Canada has seen an influx of u.s. banks rushing to issue credit card and loan products in the last 12 months – a practice that is likely to increase if the Canadian government loosens restrictions on foreign branch banking.

Under current regulations, any foreign bank wishing to operate in this country must establish a separate Canadian subsidiary, using its own capital.

If an agreement is struck on global financial services at the World Trade Organization talks later this month, foreign banks will be able to set up branches without having to establish a separate, and expensive, Canadian entity.

MasterCard International of Toronto has been one of the main beneficiaries of this new interest in the Canadian market since the u.s. banks now doing business here are issuers of MasterCard products.

These new partnerships in Canada have paid off handsomely for MasterCard, which reported a second-quarter increase of more than 10% over last year in the number of cards issued in this country.

Issuance of its corporate card products increased nearly 35% while gold cards went up 17%.

Two companies that are strictly in the business of issuing MasterCards are MBNA America of Wilmington, Del., which has opened MBNA Canada Bank in Ottawa and Capital One Financial Corporation of Falls Church, Va., which operates through Capital One of Toronto.

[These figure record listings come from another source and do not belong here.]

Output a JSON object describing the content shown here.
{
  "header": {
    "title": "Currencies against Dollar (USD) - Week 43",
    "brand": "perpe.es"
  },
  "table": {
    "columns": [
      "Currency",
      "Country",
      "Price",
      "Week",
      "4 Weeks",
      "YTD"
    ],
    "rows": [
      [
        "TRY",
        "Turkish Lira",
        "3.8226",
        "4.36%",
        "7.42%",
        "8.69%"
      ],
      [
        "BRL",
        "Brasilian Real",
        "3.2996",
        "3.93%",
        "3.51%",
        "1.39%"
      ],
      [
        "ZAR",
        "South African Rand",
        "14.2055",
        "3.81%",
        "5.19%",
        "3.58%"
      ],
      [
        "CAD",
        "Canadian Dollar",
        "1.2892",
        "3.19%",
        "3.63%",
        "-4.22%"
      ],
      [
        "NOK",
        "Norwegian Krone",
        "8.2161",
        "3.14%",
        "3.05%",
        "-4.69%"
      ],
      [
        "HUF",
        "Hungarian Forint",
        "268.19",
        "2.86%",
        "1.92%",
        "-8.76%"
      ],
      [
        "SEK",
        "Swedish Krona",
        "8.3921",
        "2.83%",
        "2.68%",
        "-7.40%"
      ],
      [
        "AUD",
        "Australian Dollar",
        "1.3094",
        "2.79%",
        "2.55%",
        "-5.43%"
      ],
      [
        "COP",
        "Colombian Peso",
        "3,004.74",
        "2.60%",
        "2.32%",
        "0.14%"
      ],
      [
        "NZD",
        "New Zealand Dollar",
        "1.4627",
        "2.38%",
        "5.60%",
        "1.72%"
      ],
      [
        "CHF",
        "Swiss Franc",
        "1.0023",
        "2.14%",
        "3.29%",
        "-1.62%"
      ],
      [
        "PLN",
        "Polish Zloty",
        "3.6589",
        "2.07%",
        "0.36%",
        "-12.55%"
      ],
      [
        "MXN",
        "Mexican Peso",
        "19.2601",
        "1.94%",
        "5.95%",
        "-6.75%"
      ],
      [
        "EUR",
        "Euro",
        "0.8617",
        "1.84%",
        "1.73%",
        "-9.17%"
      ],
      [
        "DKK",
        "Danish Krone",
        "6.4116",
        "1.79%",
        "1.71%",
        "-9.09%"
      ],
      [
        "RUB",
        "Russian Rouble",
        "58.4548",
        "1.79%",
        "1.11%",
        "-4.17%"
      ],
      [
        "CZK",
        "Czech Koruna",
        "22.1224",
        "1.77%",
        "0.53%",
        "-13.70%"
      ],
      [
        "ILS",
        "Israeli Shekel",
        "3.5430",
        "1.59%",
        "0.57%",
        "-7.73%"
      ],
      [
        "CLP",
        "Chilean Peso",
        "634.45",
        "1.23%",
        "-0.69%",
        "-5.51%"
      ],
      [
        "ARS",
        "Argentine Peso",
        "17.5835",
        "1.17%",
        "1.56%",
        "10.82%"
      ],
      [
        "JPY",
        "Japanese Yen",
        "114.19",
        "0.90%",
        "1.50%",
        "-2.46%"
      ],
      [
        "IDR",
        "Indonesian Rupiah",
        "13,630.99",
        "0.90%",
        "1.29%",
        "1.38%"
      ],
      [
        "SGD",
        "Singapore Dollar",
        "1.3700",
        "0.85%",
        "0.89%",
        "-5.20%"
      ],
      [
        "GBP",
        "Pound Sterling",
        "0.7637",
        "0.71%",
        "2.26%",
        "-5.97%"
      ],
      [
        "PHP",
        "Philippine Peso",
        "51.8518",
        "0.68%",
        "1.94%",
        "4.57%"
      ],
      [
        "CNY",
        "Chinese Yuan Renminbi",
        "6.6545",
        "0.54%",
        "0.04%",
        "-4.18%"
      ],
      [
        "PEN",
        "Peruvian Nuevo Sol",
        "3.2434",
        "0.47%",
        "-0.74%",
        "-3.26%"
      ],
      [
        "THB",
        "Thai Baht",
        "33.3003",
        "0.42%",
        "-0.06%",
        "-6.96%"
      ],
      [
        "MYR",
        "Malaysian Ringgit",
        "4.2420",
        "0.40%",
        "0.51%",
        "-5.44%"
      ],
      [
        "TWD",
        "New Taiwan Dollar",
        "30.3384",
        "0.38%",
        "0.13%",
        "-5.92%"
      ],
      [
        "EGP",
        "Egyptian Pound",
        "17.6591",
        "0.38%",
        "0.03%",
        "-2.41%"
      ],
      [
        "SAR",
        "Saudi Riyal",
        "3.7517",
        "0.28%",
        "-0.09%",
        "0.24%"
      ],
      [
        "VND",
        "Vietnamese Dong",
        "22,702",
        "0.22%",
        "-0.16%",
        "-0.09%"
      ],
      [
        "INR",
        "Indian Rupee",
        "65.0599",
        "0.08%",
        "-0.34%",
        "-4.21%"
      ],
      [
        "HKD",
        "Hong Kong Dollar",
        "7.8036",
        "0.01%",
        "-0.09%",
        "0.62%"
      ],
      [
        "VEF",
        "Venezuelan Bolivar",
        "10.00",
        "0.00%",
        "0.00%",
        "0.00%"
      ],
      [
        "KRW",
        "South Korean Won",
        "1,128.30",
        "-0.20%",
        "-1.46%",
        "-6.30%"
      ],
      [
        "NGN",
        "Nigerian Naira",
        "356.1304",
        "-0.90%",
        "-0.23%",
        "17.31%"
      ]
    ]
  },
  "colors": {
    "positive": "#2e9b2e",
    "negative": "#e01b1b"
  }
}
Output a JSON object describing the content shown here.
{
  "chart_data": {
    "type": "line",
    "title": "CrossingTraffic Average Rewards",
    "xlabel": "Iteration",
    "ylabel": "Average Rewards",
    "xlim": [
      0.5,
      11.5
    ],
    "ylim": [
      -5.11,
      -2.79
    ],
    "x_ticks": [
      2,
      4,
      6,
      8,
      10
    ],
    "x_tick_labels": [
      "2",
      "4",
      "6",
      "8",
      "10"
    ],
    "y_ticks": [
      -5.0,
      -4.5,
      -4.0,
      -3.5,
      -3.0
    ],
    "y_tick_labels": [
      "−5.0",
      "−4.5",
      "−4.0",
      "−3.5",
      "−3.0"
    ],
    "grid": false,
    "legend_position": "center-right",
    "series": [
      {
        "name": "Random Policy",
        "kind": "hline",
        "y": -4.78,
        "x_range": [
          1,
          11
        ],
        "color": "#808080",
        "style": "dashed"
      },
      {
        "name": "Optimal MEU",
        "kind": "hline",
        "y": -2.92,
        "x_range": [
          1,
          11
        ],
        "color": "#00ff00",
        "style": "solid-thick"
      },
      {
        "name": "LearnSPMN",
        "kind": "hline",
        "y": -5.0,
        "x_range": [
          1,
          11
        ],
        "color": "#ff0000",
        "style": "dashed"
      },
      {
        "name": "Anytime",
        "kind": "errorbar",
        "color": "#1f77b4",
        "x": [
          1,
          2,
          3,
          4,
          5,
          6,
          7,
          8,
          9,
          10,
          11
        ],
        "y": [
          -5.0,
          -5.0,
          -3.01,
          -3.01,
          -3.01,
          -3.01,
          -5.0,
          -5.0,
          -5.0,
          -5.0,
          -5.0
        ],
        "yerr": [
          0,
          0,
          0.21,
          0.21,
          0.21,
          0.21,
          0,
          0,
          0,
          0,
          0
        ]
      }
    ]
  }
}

Both companies offer affinity and regular card products and market those products primarily through direct mail. MBNA and Capital One issue both Visa and MasterCard products in the u.s., but such duality is not allowed in Canada.

According to Bill White, president of W. White & Associates in Aurora, Ont., growth is being driven by the foreign banks’ perception of an underdeveloped MasterCard market in Canada.

White’s strategy and marketing consultancy does a lot of work in the financial services sector, as well as in packaged goods, technology and retail. He says that while MasterCard has around a 30% share of the credit card market worldwide, its share has fallen to about 23% in Canada.